How common is it that companies are acting as credentialing institutions, and hand out expert titles to some employees? For example, "senior scientist", "chief architect", "or senior fellow"? almost like universities. This is unrelated to management hierarchy.
How common is it that these credentials don't match the abilities of any of the persons promoted/credentialed or not? For example, when the top 10% smartest people are not even among those having these credentials. With no overlap, or very little overlap.
How common is it that people with corporate "scientific" credentials are lecturing other people constantly like it was a classroom on every team meeting?
Re: the Bold part. How do you know who the "top 10% smartest people" are?
You posed the question with a pre-conclusion in mind. Why even bother? We all know what you think.
Here's some hard truth for you: "smart" does not equate to knowledge, and knowledge alone does not mean you can get things done. If that was the case, every company CEO would have a Ph.D. title after his/her name. It's well-known in my industry that Ph.D. are less competent and company sometimes go out of their ways to avoid hiring Ph.Ds. Only government agencies hire/promote people based on title, but government agencies do not need to get things done.
Established company has salary & title structure. People work hard day in & day out proving themselves over & over again. To discount them shows you're naive and the lack of knowledge on how real world works.

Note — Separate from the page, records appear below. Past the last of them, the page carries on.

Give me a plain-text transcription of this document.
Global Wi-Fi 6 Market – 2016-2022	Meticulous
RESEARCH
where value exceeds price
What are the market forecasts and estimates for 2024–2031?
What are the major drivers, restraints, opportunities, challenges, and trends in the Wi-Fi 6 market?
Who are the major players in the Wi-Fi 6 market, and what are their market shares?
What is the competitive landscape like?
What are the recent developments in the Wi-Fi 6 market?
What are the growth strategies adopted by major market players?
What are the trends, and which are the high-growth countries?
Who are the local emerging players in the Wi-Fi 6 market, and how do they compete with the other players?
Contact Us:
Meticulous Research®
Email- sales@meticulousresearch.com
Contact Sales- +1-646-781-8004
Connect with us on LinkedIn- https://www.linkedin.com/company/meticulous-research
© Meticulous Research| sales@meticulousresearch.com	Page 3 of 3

So, people who quite often tell incompetent anti-scientific garbage, who never heard of industry wide best practices, who say things that can be disproved using 1 hour explanation based on highschool-level physics, are by definition not the smartest.
People who acquire incorrect knowledge, that would not be too hard to check, and regurgitate that on several different meetings, are not smart. It does not require to memorize a whole library, just be able to have enough to judge new pieces of information for correctness. Thos who don't have it are in no business in being technical leads. They might be okay being in management, as long as they delegate 100% to technical experts, instead of incorrectly correcting them all the time.
So, people who quite often tell incompetent anti-scientific garbage, who never heard of industry wide best practices, who say things that can be disproved using 1 hour explanation based on highschool-level physics, are by definition not the smartest.
People who acquire incorrect knowledge, that would not be too hard to check, and regurgitate that on several different meetings, are not smart. It does not require to memorize a whole library, just be able to have enough to judge new pieces of information for correctness. Thos who don't have it are in no business in being technical leads. They might be okay being in management, as long as they delegate 100% to technical experts, instead of incorrectly correcting them all the time.
You don't sound bitter at all.
Sounds like it's time for you to change companies and find a new job.